Такова, если рассказать коротко, биография Антонихи, Анастасии Антоновны Трофимовой.

А вот несколько более подробных страниц из этой трудной, честно прожитой жизни.

Год 1933-й. Темная февральская ночь. В заснеженном поле у стога — две темные фигуры. Холодно и неуютно. Люди то спрячутся от ледяного ветра, то вдруг начнут быстро ходить, поколачивая валенками. Двое караулят картошку, спрятанную с осени в ямах. Нельзя не караулить — голод, воруют, кулаки не дают молодому колхозу встать на ноги. На прошлой неделе огребли одну яму. Картошку, правда, не увезли, а бросили на морозе, чтобы на семена не годилась.

Долго тянется холодная ночь. Хочется людям положить ружье, глубже втиснуться в старую солому. Глаза слипаются от усталости, но нельзя спать: сами вызвались сторожить…

Фыркнула лошадь.

— Кто там?

Двое в полушубках копают землю… Выстрел вверх. Еще выстрел. Испуганная сова слетела с соломы. А у стога схватка. Нет, не четверо дерутся. Один струсил, побежал, утопая по пояс в снегу. Убежал тот, кто сам вызвался караулить. Убежал, оставив товарища… А двое в полушубках швырнули в снег ружье, схватили с саней лом…

— Ну что, кажется, кончено? — хрипло сказал один.

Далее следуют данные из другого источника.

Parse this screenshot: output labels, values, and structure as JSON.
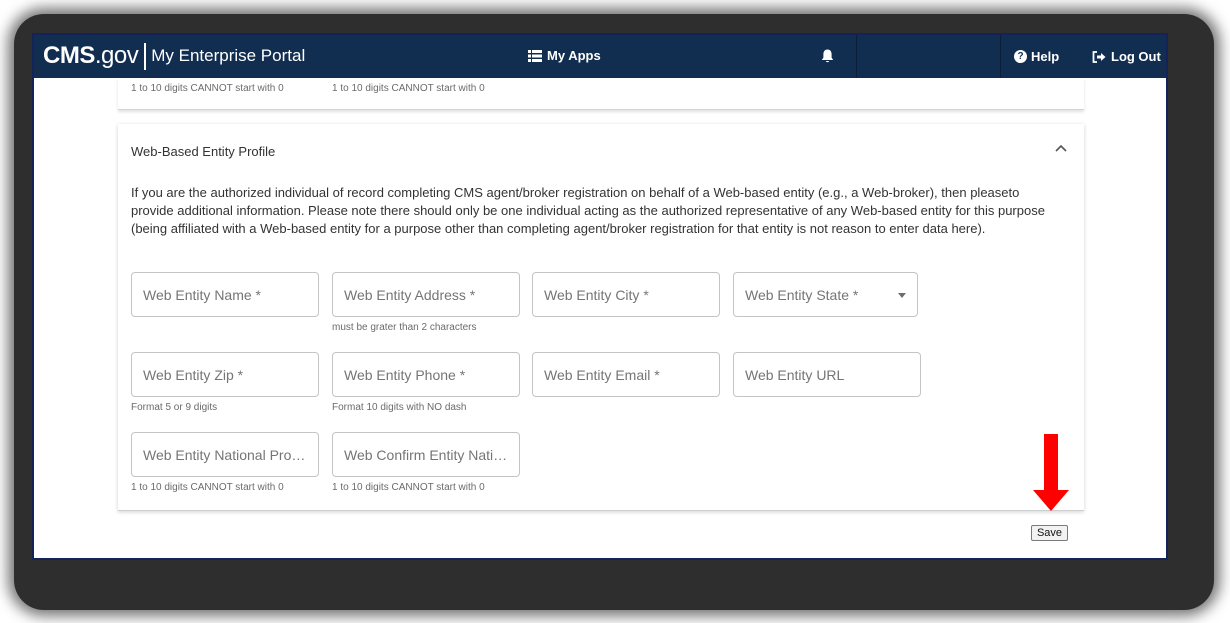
{
  "header": {
    "brand_cms": "CMS",
    "brand_gov": ".gov",
    "portal_name": "My Enterprise Portal",
    "my_apps_label": "My Apps",
    "help_label": "Help",
    "logout_label": "Log Out"
  },
  "previous_section": {
    "hint_left": "1 to 10 digits CANNOT start with 0",
    "hint_right": "1 to 10 digits CANNOT start with 0"
  },
  "section": {
    "title": "Web-Based Entity Profile",
    "description": "If you are the authorized individual of record completing CMS agent/broker registration on behalf of a Web-based entity (e.g., a Web-broker), then pleaseto provide additional information. Please note there should only be one individual acting as the authorized representative of any Web-based entity for this purpose (being affiliated with a Web-based entity for a purpose other than completing agent/broker registration for that entity is not reason to enter data here).",
    "fields": {
      "name": {
        "placeholder": "Web Entity Name *"
      },
      "address": {
        "placeholder": "Web Entity Address *",
        "hint": "must be grater than 2 characters"
      },
      "city": {
        "placeholder": "Web Entity City *"
      },
      "state": {
        "placeholder": "Web Entity State *"
      },
      "zip": {
        "placeholder": "Web Entity Zip *",
        "hint": "Format 5 or 9 digits"
      },
      "phone": {
        "placeholder": "Web Entity Phone *",
        "hint": "Format 10 digits with NO dash"
      },
      "email": {
        "placeholder": "Web Entity Email *"
      },
      "url": {
        "placeholder": "Web Entity URL"
      },
      "npn": {
        "placeholder": "Web Entity National Prod...",
        "hint": "1 to 10 digits CANNOT start with 0"
      },
      "confirm_npn": {
        "placeholder": "Web Confirm Entity Natio...",
        "hint": "1 to 10 digits CANNOT start with 0"
      }
    }
  },
  "save_label": "Save",
  "colors": {
    "header_bg": "#112e51",
    "annotation_arrow": "#ff0000"
  },
  "icons": {
    "apps": "list-icon",
    "bell": "bell-icon",
    "help": "question-circle-icon",
    "logout": "sign-out-icon",
    "collapse": "chevron-up-icon",
    "dropdown": "caret-down-icon",
    "annotation": "red-arrow-down-icon"
  }
}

Бандиты прыгнули в сани и хлестнули лошадь… Яма с картошкой не тронута, зато у стога остался лежать окровавленный человек.

Бандиты ошиблись, посчитав, что прикончили сторожа. Человек очнулся и, оставляя кровавый след, пополз к деревне. Навстречу уже бежали колхозники.

— Скорее в погоню. Мы найдем их! Я выстрелила в сани, дробь обязательно следы оставила… — и Антониха потеряла сознание.

Бандитов поймали, а у Антонихи памятью об этой февральской ночи остались рубцы на голове и сломаны ребра.

— Живуча! — глянув на нее, со злобой сказал на суде один из бандитов.

Год 1942-й. Вал огня катился через Дон. От села остались на белой горе одни трубы. Кто не успел переправиться на левый берег, спрятался в погребах. Сидели, не вылезая, потому что небо смешалось со степью: казалось, самая земля горела над Доном. Потом притихло, и на бугре замелькали зеленые куртки немецких солдат. Ночью в крышку погреба на крайней речной улице кто-то осторожно постучал.